Afyonkarahisar´ın Çay ilçesi Eber beldesinde, tektonik kökenli son buzul çağı göllerinden Eber Gölü´ndeki kuruyan alan oranı, bu yaz yüzde 80´i buldu.
Su derinliği bir dönem 24 metre olan Eber Gölü´nün su seviyesi, 1 metreye düştü.
Türkiye Tabiatını Koruma Derneği (TTKD) Bilim Danışmanı Dr. Erol Kesici, gölün can çekiştiğini belirterek, yöre halkının pişmanlığını da 'Göle her bakımdan ihanet ettik. Hiç bitmez, kirlenmez, tükenmez sandık; o da canlıymış, bilemedik' sözleriyle aktardı.
Akademisyen ve göl uzmanı TTKD Bilim Danışmanı Dr. Erol Kesici, Eber Gölü´ndeki son duruma ilişkin yaptığı inceleme sonuçlarını açıkladı.

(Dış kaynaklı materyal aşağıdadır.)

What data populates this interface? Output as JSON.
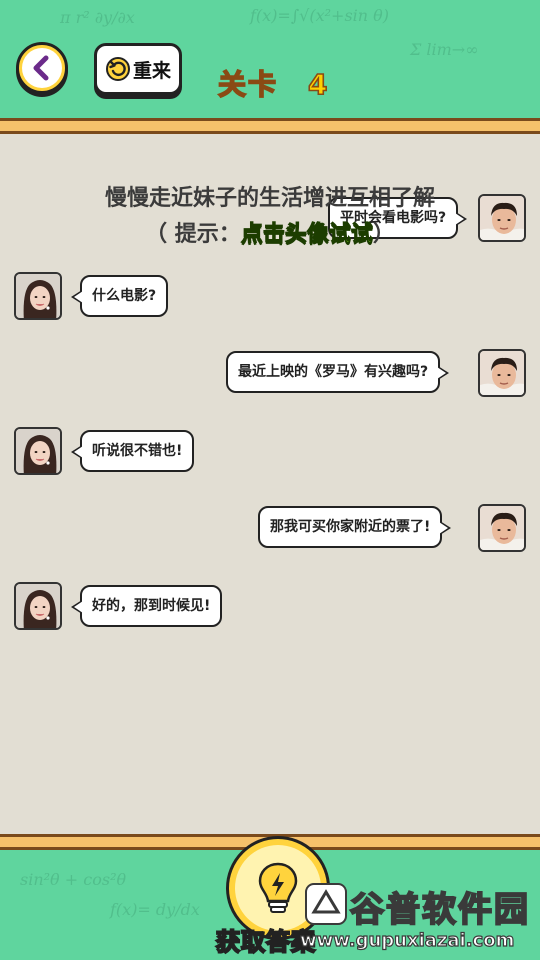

Eber Gölü´nün kurumasındaki nedenlere dikkat çeken Kesici, 'Vahşi tarımsal sulama ve kuraklık nedeniyle su talebi artıyor. Ayrıca sıcaklıklara bağlı buharlaşma da arttığı için göl kurumakta. Şu an baktığımızda gölün yaklaşık yüzde 80´i kurumuş, geriye batık ve çatlamış topraklar kaldı' dedi.

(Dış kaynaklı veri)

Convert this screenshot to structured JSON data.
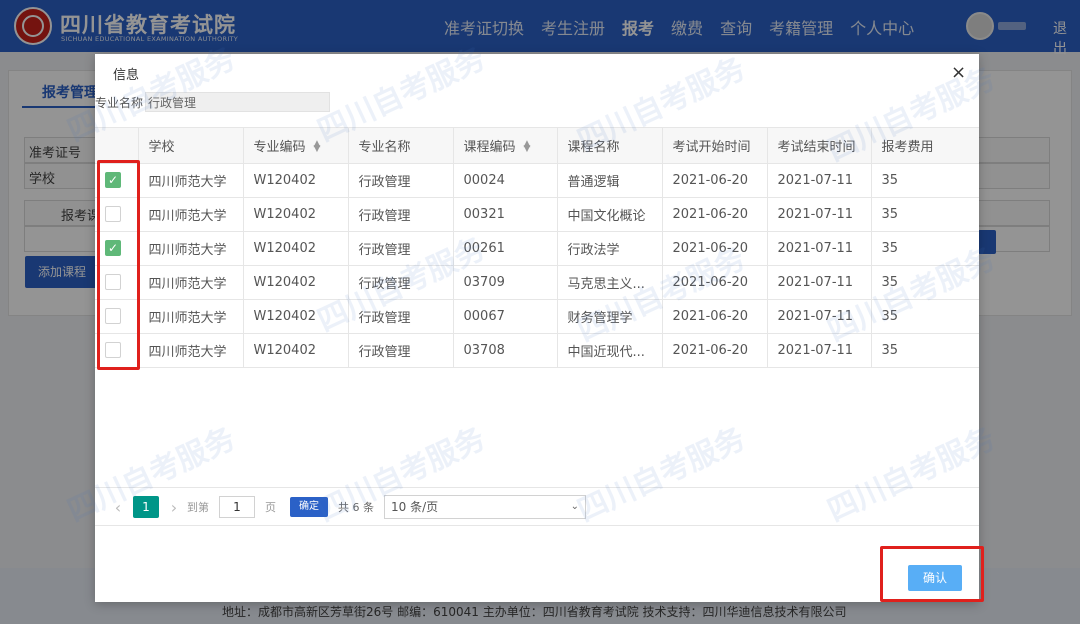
{
  "header": {
    "site_title": "四川省教育考试院",
    "site_subtitle": "SICHUAN EDUCATIONAL EXAMINATION AUTHORITY",
    "nav": [
      "准考证切换",
      "考生注册",
      "报考",
      "缴费",
      "查询",
      "考籍管理",
      "个人中心"
    ],
    "active_nav": "报考",
    "logout": "退出"
  },
  "background": {
    "tab": "报考管理",
    "rows": [
      "准考证号",
      "学校",
      "报考课程"
    ],
    "add_course_button": "添加课程",
    "footer": "地址：成都市高新区芳草街26号 邮编：610041 主办单位：四川省教育考试院 技术支持：四川华迪信息技术有限公司"
  },
  "modal": {
    "title": "信息",
    "close": "×",
    "major_label": "专业名称",
    "major_value": "行政管理",
    "columns": [
      "学校",
      "专业编码",
      "专业名称",
      "课程编码",
      "课程名称",
      "考试开始时间",
      "考试结束时间",
      "报考费用"
    ],
    "rows": [
      {
        "checked": true,
        "school": "四川师范大学",
        "major_code": "W120402",
        "major_name": "行政管理",
        "course_code": "00024",
        "course_name": "普通逻辑",
        "start": "2021-06-20",
        "end": "2021-07-11",
        "fee": "35"
      },
      {
        "checked": false,
        "school": "四川师范大学",
        "major_code": "W120402",
        "major_name": "行政管理",
        "course_code": "00321",
        "course_name": "中国文化概论",
        "start": "2021-06-20",
        "end": "2021-07-11",
        "fee": "35"
      },
      {
        "checked": true,
        "school": "四川师范大学",
        "major_code": "W120402",
        "major_name": "行政管理",
        "course_code": "00261",
        "course_name": "行政法学",
        "start": "2021-06-20",
        "end": "2021-07-11",
        "fee": "35"
      },
      {
        "checked": false,
        "school": "四川师范大学",
        "major_code": "W120402",
        "major_name": "行政管理",
        "course_code": "03709",
        "course_name": "马克思主义...",
        "start": "2021-06-20",
        "end": "2021-07-11",
        "fee": "35"
      },
      {
        "checked": false,
        "school": "四川师范大学",
        "major_code": "W120402",
        "major_name": "行政管理",
        "course_code": "00067",
        "course_name": "财务管理学",
        "start": "2021-06-20",
        "end": "2021-07-11",
        "fee": "35"
      },
      {
        "checked": false,
        "school": "四川师范大学",
        "major_code": "W120402",
        "major_name": "行政管理",
        "course_code": "03708",
        "course_name": "中国近现代...",
        "start": "2021-06-20",
        "end": "2021-07-11",
        "fee": "35"
      }
    ],
    "pager": {
      "current_page": "1",
      "goto_label": "到第",
      "goto_value": "1",
      "page_unit": "页",
      "ok": "确定",
      "total": "共 6 条",
      "page_size": "10 条/页"
    },
    "confirm_button": "确认"
  },
  "watermark": "四川自考服务",
  "colors": {
    "header_blue": "#2b61c7",
    "check_green": "#5fb878",
    "pager_teal": "#009688",
    "highlight_red": "#e0201c",
    "confirm_blue": "#3ba0f5"
  }
}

Eber´in ürünleriyle bölge ekonomisinde çok önemli katma değer olduğunu belirten Kesici, “Çevresinde yaşayan 30 binden fazla insanın adeta bereketli tarla ve fabrikasıydı. Göldeki kamış ve saz bitkileri nedeniyle yöreye, kağıt fabrikası kurulmuştu' diye konuştu.
Kesici, göl kurumadan önce kamış ve gölün tıbbi aromatik bitkilerinin yurt dışına izolasyon-parfümeri malzemesi olarak, kurbağaların, salyangozların, balıkların işlenerek Avrupa´ya ihraç edildiğini ve on milyonlarca dolar gelir sağlandığını aktardı.

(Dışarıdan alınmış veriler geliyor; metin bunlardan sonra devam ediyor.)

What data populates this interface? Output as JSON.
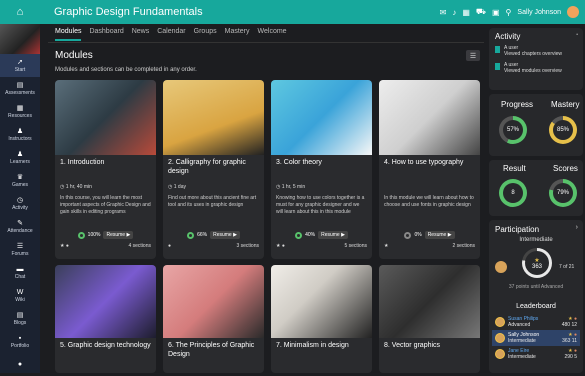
{
  "topbar": {
    "title": "Graphic Design Fundamentals",
    "user": "Sally Johnson"
  },
  "sidebar": {
    "items": [
      {
        "label": "Start",
        "icon": "rocket-icon",
        "glyph": "➚"
      },
      {
        "label": "Assessments",
        "icon": "assessment-icon",
        "glyph": "▤"
      },
      {
        "label": "Resources",
        "icon": "resources-icon",
        "glyph": "▦"
      },
      {
        "label": "Instructors",
        "icon": "instructor-icon",
        "glyph": "♟"
      },
      {
        "label": "Learners",
        "icon": "learners-icon",
        "glyph": "♟"
      },
      {
        "label": "Games",
        "icon": "trophy-icon",
        "glyph": "♛"
      },
      {
        "label": "Activity",
        "icon": "clock-icon",
        "glyph": "◷"
      },
      {
        "label": "Attendance",
        "icon": "attendance-icon",
        "glyph": "✎"
      },
      {
        "label": "Forums",
        "icon": "forum-icon",
        "glyph": "☰"
      },
      {
        "label": "Chat",
        "icon": "chat-icon",
        "glyph": "▬"
      },
      {
        "label": "Wiki",
        "icon": "wiki-icon",
        "glyph": "W"
      },
      {
        "label": "Blogs",
        "icon": "blog-icon",
        "glyph": "▤"
      },
      {
        "label": "Portfolio",
        "icon": "portfolio-icon",
        "glyph": "▪"
      },
      {
        "label": "",
        "icon": "info-icon",
        "glyph": "●"
      }
    ]
  },
  "tabs": [
    "Modules",
    "Dashboard",
    "News",
    "Calendar",
    "Groups",
    "Mastery",
    "Welcome"
  ],
  "main": {
    "title": "Modules",
    "subtitle": "Modules and sections can be completed in any order."
  },
  "cards": [
    {
      "title": "1. Introduction",
      "meta": "1 hr, 40 min",
      "desc": "In this course, you will learn the most important aspects of Graphic Design and gain skills in editing programs",
      "progress": "100%",
      "resume": "Resume",
      "sections": "4 sections"
    },
    {
      "title": "2. Calligraphy for graphic design",
      "meta": "1 day",
      "desc": "Find out more about this ancient fine art tool and its uses in graphic design",
      "progress": "66%",
      "resume": "Resume",
      "sections": "3 sections"
    },
    {
      "title": "3. Color theory",
      "meta": "1 hr, 5 min",
      "desc": "Knowing how to use colors together is a must for any graphic designer and we will learn about this in this module",
      "progress": "40%",
      "resume": "Resume",
      "sections": "5 sections"
    },
    {
      "title": "4. How to use typography",
      "meta": "",
      "desc": "In this module we will learn about how to choose and use fonts in graphic design",
      "progress": "0%",
      "resume": "Resume",
      "sections": "2 sections"
    }
  ],
  "cards2": [
    {
      "title": "5. Graphic design technology"
    },
    {
      "title": "6. The Principles of Graphic Design"
    },
    {
      "title": "7. Minimalism in design"
    },
    {
      "title": "8. Vector graphics"
    }
  ],
  "activity": {
    "title": "Activity",
    "items": [
      {
        "user": "A user",
        "text": "Viewed chapters overview"
      },
      {
        "user": "A user",
        "text": "Viewed modules overview"
      }
    ]
  },
  "progress": {
    "label": "Progress",
    "value": "57%",
    "value_num": 57
  },
  "mastery": {
    "label": "Mastery",
    "value": "85%",
    "value_num": 85
  },
  "result": {
    "label": "Result",
    "value": "8"
  },
  "scores": {
    "label": "Scores",
    "value": "79%",
    "value_num": 79
  },
  "participation": {
    "title": "Participation",
    "level": "Intermediate",
    "points": "363",
    "rank": "7 of 21",
    "until": "37 points until Advanced"
  },
  "leaderboard": {
    "title": "Leaderboard",
    "rows": [
      {
        "name": "Susan Philips",
        "level": "Advanced",
        "pts": "480",
        "n": "12"
      },
      {
        "name": "Sally Johnson",
        "level": "Intermediate",
        "pts": "363",
        "n": "11"
      },
      {
        "name": "Jane Eire",
        "level": "Intermediate",
        "pts": "290",
        "n": "5"
      }
    ]
  },
  "colors": {
    "accent": "#17a89c",
    "green": "#58c26b",
    "yellow": "#e6c04a"
  }
}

Kesici, Avrupa, Asya ve Afrika arasında göç eden kuşların, İstanbul üzerinden izledikleri göç yollarının önemli noktalarından birinin de Eber Gölü olduğunu kaydetti.
Su seviyesinin azalmasıyla son yıllarda gölün, tuzlanmasına bağlı pelikanlar ve flamingoların da tercih alanı olmaya başladığına değinen Erol Kesici, dünyada sadece bu gölün olduğu bölgede yetişen endemik tür ´piyam´ ismiyle de anılan ´Eber sarısı´nın da neslinin tehlike altında olduğuna dikkat çekti.
Kesici, gölün kurumasına bağlı sazlar, kazlar, kurbağalar yok olunca bölgede sivrisinek, gün sinekleri ve farelerin çoğaldığını da açıkladı.
Erol Kesici, Fransa, Hollanda, İngiltere gibi ülkelerin büyük ilgi gösterdiği, önemli geçim kaynağı kurbağaların aşırı avlanması ve neslinin tükenmesinin pişmanlığını ve üzüntüsünü yaşayan yöre halkının sözlerini şöyle aktardı:
'Onunla da kalmadı cildimiz, ciğerimiz kurudu, biz kuruduk. Kurbağa sesine hasret kaldık, göl kurbağasız olur mu? Kurbağalar yok olunca geceleri gün sineklerinden sivrilerden ışık yakamaz olduk' diyen Kesici, şunları kaydetti:'Su yılanları, kemirgenler yok olunca sazlıklar ve tarlalar, farelere kaldı. Ürüne zarar veriyorlar. Gölün kuruması her şeye etki etmekte, sıcak havalarda, gölün atık kokusu dayanılmaz oluyor. Bilemedik hocam, emanete sahip çıkamadık, felaketi yaşamaktayız, elden ne gelir onu da bilmemekteyiz.'
Gölün doğal akışını korumanın en önemli koruma çalışması olduğunu söyleyen Kesici, gölün dip çamurunun ekonomik amaçlarla değil, bilimsel yöntemlerle ekolojik yapısının korunarak temizlenmesi gerektiğine dikkat çekti.
Sazlık alanlardaki bitkilerin gençleştirilmesi ve bakımlarının yapılması gerektiğini vurgulayan Kesici, 'Göl atık alanı olarak kullanılmaktan vazgeçilmeli. Yoksa Eber Gölü coğrafyamızdan tamamen silinecek ve geri kazanılması parayla mümkün olmayacaktır' dedi.